Better Genetic Fix
Precision tools for therapy
Context: For a genetic engineer, putting an entire gene into a cell is much easier than correcting a few misspellings in DNA. The relatively blunt tools of recombinant DNA are ill-suited for fine tasks like editing specific DNA sequences in living cells. Now, researchers at Sangamo BioSciences in Richmond, CA, have invented the most precise tools to date for altering DNA sequences in living cells.
Methods and Results: Michael Holmes and colleagues assembled collections of proteins known as zinc fingers. Different combinations of zinc fingers can recognize DNA sequences of up to 30 letters, which is enough to pinpoint specific spots in the genome. To change the DNA at the intended site, the researchers add an enzyme that cuts DNA and triggers a natural process that repairs breaks in DNA by copying sequences from matching strands. The last part of the DNA-changing machinery is the DNA sequence to be copied. The researchers demonstrated their technique by inserting the DNA-binding machines into human white blood cells that had mutations that cause severe combined immune deficiency. The machines fixed the mutations in nearly a fifth of the cells, a phenomenal success rate.

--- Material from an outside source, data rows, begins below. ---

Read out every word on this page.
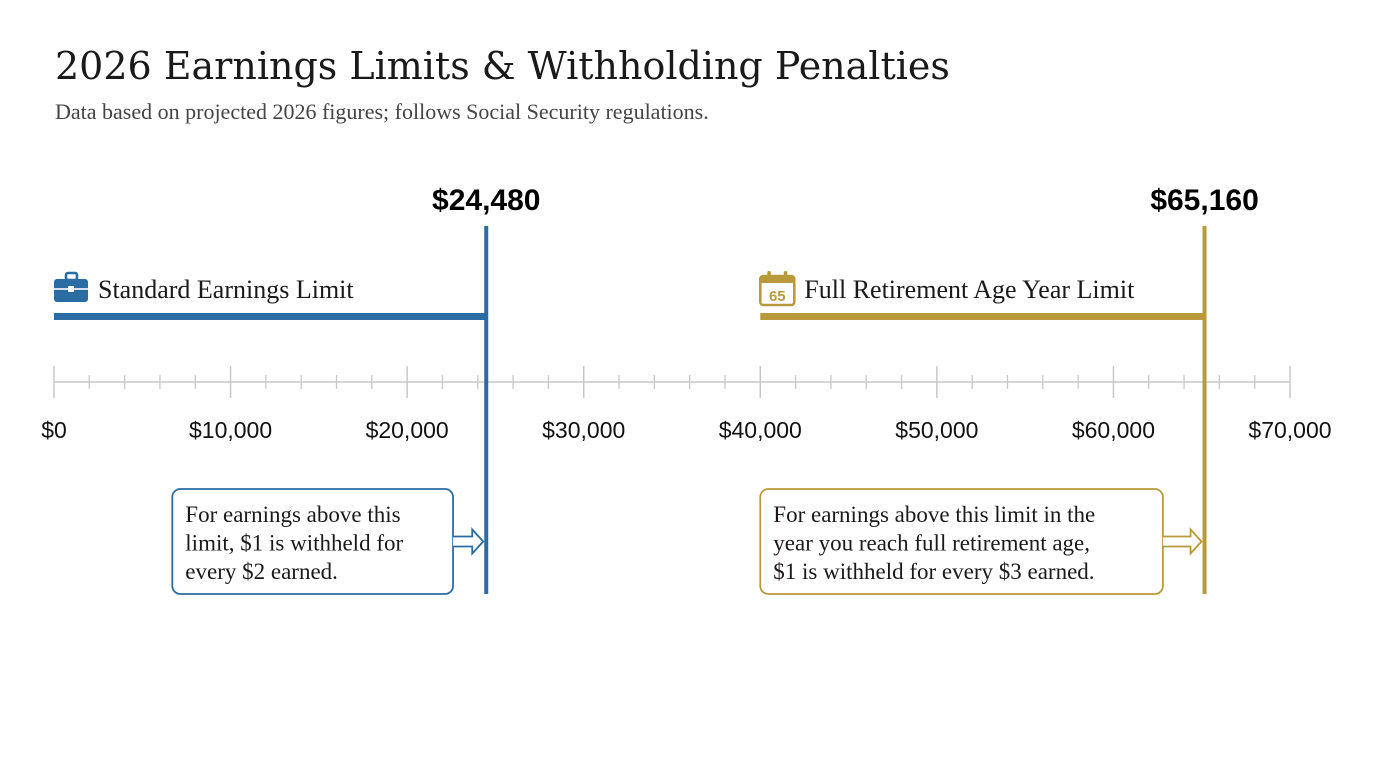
2026 Earnings Limits & Withholding Penalties

Data based on projected 2026 figures; follows Social Security regulations.

$0	$10,000	$20,000	$30,000	$40,000	$50,000	$60,000	$70,000
$24,480
Standard Earnings Limit
For earnings above this
limit, $1 is withheld for
every $2 earned.
$65,160
65 Full Retirement Age Year Limit
For earnings above this limit in the
year you reach full retirement age,
$1 is withheld for every $3 earned.
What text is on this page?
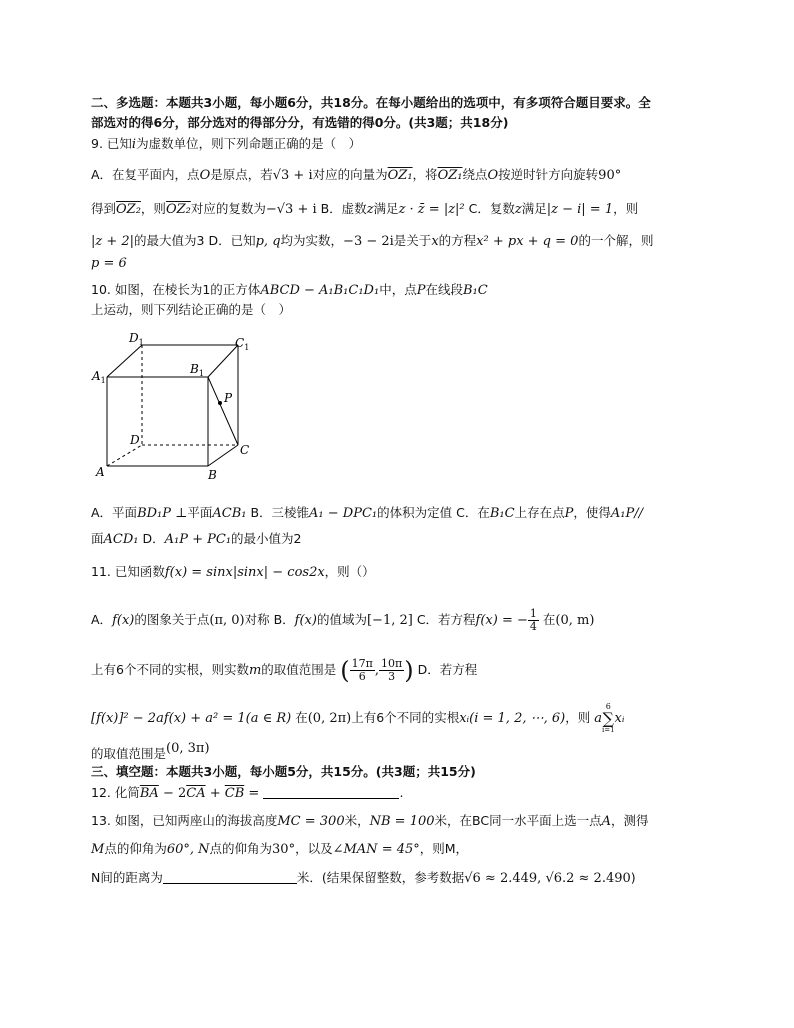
二、多选题：本题共3小题，每小题6分，共18分。在每小题给出的选项中，有多项符合题目要求。全
部选对的得6分，部分选对的得部分分，有选错的得0分。(共3题；共18分)
9. 已知i为虚数单位，则下列命题正确的是（　）
A．在复平面内，点O是原点，若√3 + i对应的向量为OZ₁，将OZ₁绕点O按逆时针方向旋转90°
得到OZ₂，则OZ₂对应的复数为−√3 + i B．虚数z满足z · z̄ = |z|² C．复数z满足|z − i| = 1，则
|z + 2|的最大值为3 D．已知p, q均为实数，−3 − 2i是关于x的方程x² + px + q = 0的一个解，则
p = 6
10. 如图，在棱长为1的正方体ABCD − A₁B₁C₁D₁中，点P在线段B₁C
上运动，则下列结论正确的是（　）
$D_1$	$C_1$
$A_1$
$B_1$
P
D
C
A	B
A．平面BD₁P ⊥平面ACB₁ B．三棱锥A₁ − DPC₁的体积为定值 C．在B₁C上存在点P，使得A₁P//
面ACD₁ D．A₁P + PC₁的最小值为2
11. 已知函数f(x) = sinx|sinx| − cos2x，则（）
A．f(x)的图象关于点(π, 0)对称 B．f(x)的值域为[−1, 2] C．若方程f(x) = − $\frac{1}{4}$ 在(0, m)
上有6个不同的实根，则实数m的取值范围是 ( $\frac{17\pi}{6}$ , $\frac{10\pi}{3}$ ) D．若方程
[f(x)]² − 2af(x) + a² = 1(a ∈ R) 在(0, 2π)上有6个不同的实根xᵢ(i = 1, 2, ⋯, 6)，则 a
6
∑
i=1
xᵢ
的取值范围是(0, 3π)
三、填空题：本题共3小题，每小题5分，共15分。(共3题；共15分)
12. 化简$\overline{BA} - 2\overline{CA} + \overline{CB}$ =	.
13. 如图，已知两座山的海拔高度MC = 300米，NB = 100米，在BC同一水平面上选一点A，测得
M点的仰角为60°, N点的仰角为30°，以及∠MAN = 45°，则M，
N间的距离为	米．(结果保留整数，参考数据√6 ≈ 2.449, √6.2 ≈ 2.490)
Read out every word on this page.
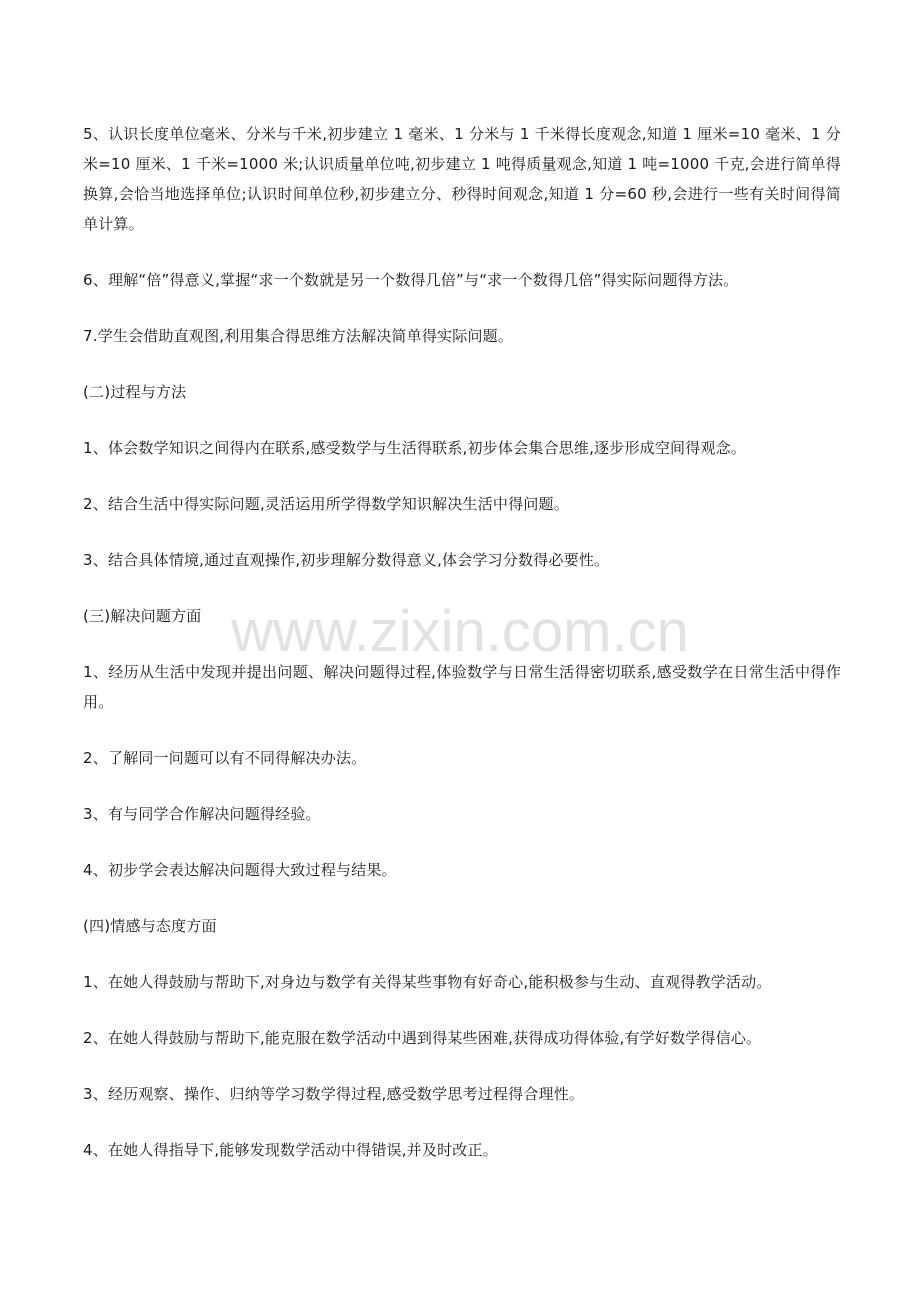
5、认识长度单位毫米、分米与千米,初步建立 1 毫米、1 分米与 1 千米得长度观念,知道 1 厘米=10 毫米、1 分米=10 厘米、1 千米=1000 米;认识质量单位吨,初步建立 1 吨得质量观念,知道 1 吨=1000 千克,会进行简单得换算,会恰当地选择单位;认识时间单位秒,初步建立分、秒得时间观念,知道 1 分=60 秒,会进行一些有关时间得简单计算。

6、理解“倍”得意义,掌握“求一个数就是另一个数得几倍”与“求一个数得几倍”得实际问题得方法。

7.学生会借助直观图,利用集合得思维方法解决简单得实际问题。

(二)过程与方法

1、体会数学知识之间得内在联系,感受数学与生活得联系,初步体会集合思维,逐步形成空间得观念。

2、结合生活中得实际问题,灵活运用所学得数学知识解决生活中得问题。

3、结合具体情境,通过直观操作,初步理解分数得意义,体会学习分数得必要性。

(三)解决问题方面

1、经历从生活中发现并提出问题、解决问题得过程,体验数学与日常生活得密切联系,感受数学在日常生活中得作用。

2、了解同一问题可以有不同得解决办法。

3、有与同学合作解决问题得经验。

4、初步学会表达解决问题得大致过程与结果。

(四)情感与态度方面

1、在她人得鼓励与帮助下,对身边与数学有关得某些事物有好奇心,能积极参与生动、直观得教学活动。

2、在她人得鼓励与帮助下,能克服在数学活动中遇到得某些困难,获得成功得体验,有学好数学得信心。

3、经历观察、操作、归纳等学习数学得过程,感受数学思考过程得合理性。

4、在她人得指导下,能够发现数学活动中得错误,并及时改正。

www.zixin.com.cn
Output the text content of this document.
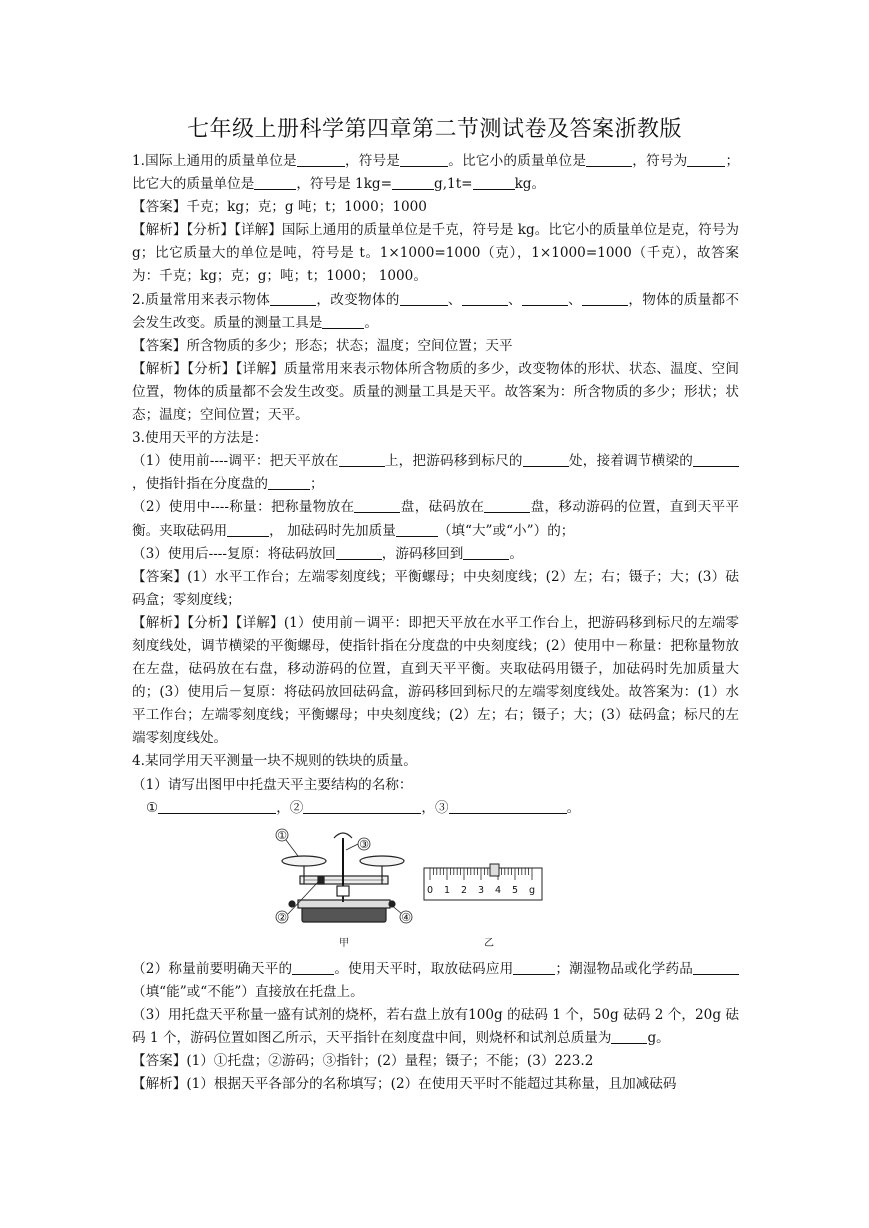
七年级上册科学第四章第二节测试卷及答案浙教版

1.国际上通用的质量单位是	，符号是	。比它小的质量单位是	，符号为	；比它大的质量单位是	，符号是 1kg=	g,1t=	kg。

【答案】千克；kg；克；g 吨；t；1000；1000

【解析】【分析】【详解】国际上通用的质量单位是千克，符号是 kg。比它小的质量单位是克，符号为 g；比它质量大的单位是吨，符号是 t。1×1000=1000（克），1×1000=1000（千克），故答案为：千克；kg；克；g；吨；t；1000； 1000。

2.质量常用来表示物体	，改变物体的	、	、	、	，物体的质量都不会发生改变。质量的测量工具是	。

【答案】所含物质的多少；形态；状态；温度；空间位置；天平

【解析】【分析】【详解】质量常用来表示物体所含物质的多少，改变物体的形状、状态、温度、空间位置，物体的质量都不会发生改变。质量的测量工具是天平。故答案为：所含物质的多少；形状；状态；温度；空间位置；天平。

3.使用天平的方法是：

（1）使用前----调平：把天平放在	上，把游码移到标尺的	处，接着调节横梁的，使指针指在分度盘的	；

（2）使用中----称量：把称量物放在	盘，砝码放在	盘，移动游码的位置，直到天平平衡。夹取砝码用	， 加砝码时先加质量	（填“大”或“小”）的；

（3）使用后----复原：将砝码放回	，游码移回到	。

【答案】(1）水平工作台；左端零刻度线；平衡螺母；中央刻度线；(2）左；右；镊子；大；(3）砝码盒；零刻度线；

【解析】【分析】【详解】(1）使用前－调平：即把天平放在水平工作台上，把游码移到标尺的左端零刻度线处，调节横梁的平衡螺母，使指针指在分度盘的中央刻度线；(2）使用中－称量：把称量物放在左盘，砝码放在右盘，移动游码的位置，直到天平平衡。夹取砝码用镊子，加砝码时先加质量大的；(3）使用后－复原：将砝码放回砝码盒，游码移回到标尺的左端零刻度线处。故答案为：(1）水平工作台；左端零刻度线；平衡螺母；中央刻度线；(2）左；右；镊子；大；(3）砝码盒；标尺的左端零刻度线处。

4.某同学用天平测量一块不规则的铁块的质量。

（1）请写出图甲中托盘天平主要结构的名称：

①	，②	，③	。

①
③
②	④
甲
0 1 2 3 4 5 g
乙

（2）称量前要明确天平的	。使用天平时，取放砝码应用	；潮湿物品或化学药品（填“能”或“不能”）直接放在托盘上。

（3）用托盘天平称量一盛有试剂的烧杯，若右盘上放有100g 的砝码 1 个，50g 砝码 2 个，20g 砝码 1 个，游码位置如图乙所示，天平指针在刻度盘中间，则烧杯和试剂总质量为	g。

【答案】(1）①托盘；②游码；③指针；(2）量程；镊子；不能；(3）223.2

【解析】(1）根据天平各部分的名称填写；(2）在使用天平时不能超过其称量，且加减砝码
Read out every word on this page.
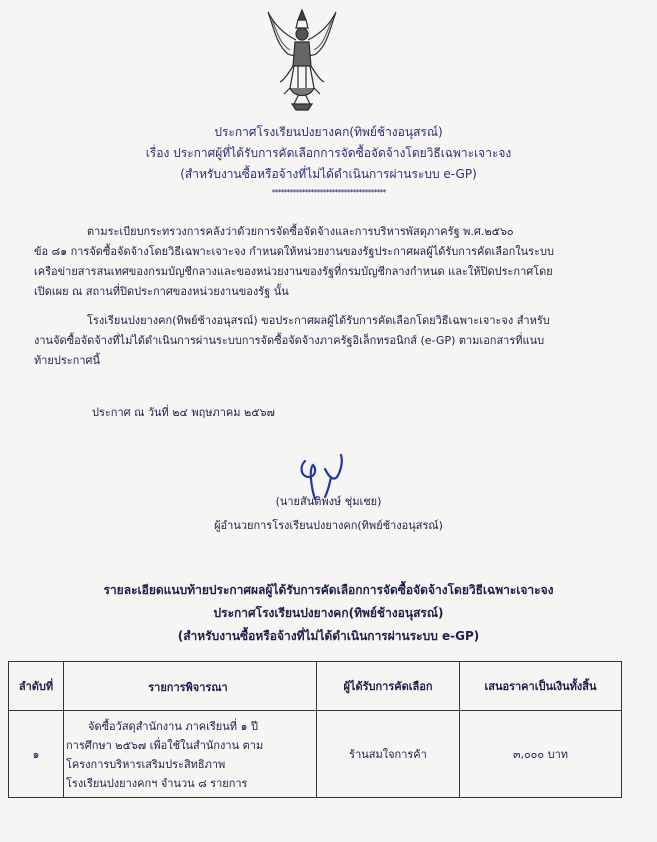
ประกาศโรงเรียนปงยางคก(ทิพย์ช้างอนุสรณ์)
เรื่อง ประกาศผู้ที่ได้รับการคัดเลือกการจัดซื้อจัดจ้างโดยวิธีเฉพาะเจาะจง
(สำหรับงานซื้อหรือจ้างที่ไม่ได้ดำเนินการผ่านระบบ e-GP)
**************************************
ตามระเบียบกระทรวงการคลังว่าด้วยการจัดซื้อจัดจ้างและการบริหารพัสดุภาครัฐ พ.ศ.๒๕๖๐
ข้อ ๘๑ การจัดซื้อจัดจ้างโดยวิธีเฉพาะเจาะจง กำหนดให้หน่วยงานของรัฐประกาศผลผู้ได้รับการคัดเลือกในระบบ
เครือข่ายสารสนเทศของกรมบัญชีกลางและของหน่วยงานของรัฐที่กรมบัญชีกลางกำหนด และให้ปิดประกาศโดย
เปิดเผย ณ สถานที่ปิดประกาศของหน่วยงานของรัฐ นั้น
โรงเรียนปงยางคก(ทิพย์ช้างอนุสรณ์) ขอประกาศผลผู้ได้รับการคัดเลือกโดยวิธีเฉพาะเจาะจง สำหรับ
งานจัดซื้อจัดจ้างที่ไม่ได้ดำเนินการผ่านระบบการจัดซื้อจัดจ้างภาครัฐอิเล็กทรอนิกส์ (e-GP) ตามเอกสารที่แนบ
ท้ายประกาศนี้
ประกาศ ณ วันที่ ๒๔ พฤษภาคม ๒๕๖๗
(นายสันติพงษ์ ชุ่มเชย)
ผู้อำนวยการโรงเรียนปงยางคก(ทิพย์ช้างอนุสรณ์)
รายละเอียดแนบท้ายประกาศผลผู้ได้รับการคัดเลือกการจัดซื้อจัดจ้างโดยวิธีเฉพาะเจาะจง
ประกาศโรงเรียนปงยางคก(ทิพย์ช้างอนุสรณ์)
(สำหรับงานซื้อหรือจ้างที่ไม่ได้ดำเนินการผ่านระบบ e-GP)
ลำดับที่	รายการพิจารณา	ผู้ได้รับการคัดเลือก	เสนอราคาเป็นเงินทั้งสิ้น
๑	จัดซื้อวัสดุสำนักงาน ภาคเรียนที่ ๑ ปี
การศึกษา ๒๕๖๗ เพื่อใช้ในสำนักงาน ตาม
โครงการบริหารเสริมประสิทธิภาพ
โรงเรียนปงยางคกฯ จำนวน ๘ รายการ	ร้านสมใจการค้า	๓,๐๐๐ บาท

Why It Matters: Experimental therapies for cancer, transplant rejection, and immune disorders remove blood cells or stem cells, alter their DNA, and infuse them back into the patient. In the past, such techniques have caused fatal side effects because researchers could not uniformly control where those genetic alterations took place. The Sangamo technique avoids this risk by pinpointing exactly where a new DNA sequence will go. It could also effectively erase a gene. Sangamo hopes to turn off a gene for a protein on white blood cells that HIV uses to enter cells. But the benefits go beyond possible therapies: the Sangamo technique promises to become a standard precision tool for biotechnology.
Source: Urnov, F. D., et al. 2005. Highly efficient endogenous human gene correction using designed zinc-finger nucleases. Nature (in press).
How to image brain plaques
Context: The sticky plaques characteristic of Alzheimer’s disease build up in the brains of patients well before cognitive symptoms appear. But the most reliable noninvasive method for detecting these plaques – positron emission tomography (PET) – is prohibitively expensive and unwieldy, requiring hard-to-handle, short-lived radioactive materials. Now, two groups of researchers have demonstrated more-practical methods for monitoring the plaque development characteristic of Alzheimer’s disease. One of them promises higher-resolution images than PET.
Methods and Results: Conventional imaging chemicals do not work well with amyloid plaques because the brain is separated from potentially toxic chemicals in the blood by the blood-brain barrier; nor can the typically water-loving chemicals readily access the fatty plaques. Martin Hintersteiner of the Novartis Institutes of Biomedical Research in Basel, Switzerland, found a dye that crosses the blood-brain barrier in mice and binds to plaques. In a procedure called near-infrared imaging, the dye yields a quantitatively stronger signal as the number of plaques in the brain increases. In a separate study, Makoto Higuchi and colleagues at Riken Brain Science Institute and Dojin Laboratories in Japan found another dye that works in conjunction with magnetic-resonance imaging, a technique common in both research and the treatment of patients. The resulting images correlated well with images of the same mice obtained after staining slices of their brains.
Why It Matters: Usually, researchers studying Alzheimer’s must dissect animal brains to see the effects of treatments. But monitoring a living brain over time would yield much more useful information and might even help in early diagnosis. Because Hintersteiner’s and Higuchi’s imaging techniques cost as little as a fiftieth as much as PET, and because the chemicals are easier to work with, live experiments once considered out of reach can now be performed on animals – and, with the MRI technique, potentially even people.
Sources: Higuchi, M., et al. 2005. 19F and 1H MRI detection of amyloid ß plaques in vivo. Nature Neuroscience 8:527-33.
Hintersteiner, M., et al. 2005. In vivo detection of amyloid-ß deposits by near-infrared imaging using an oxazine-derivative probe. Nature Biotechnology 23:577-83.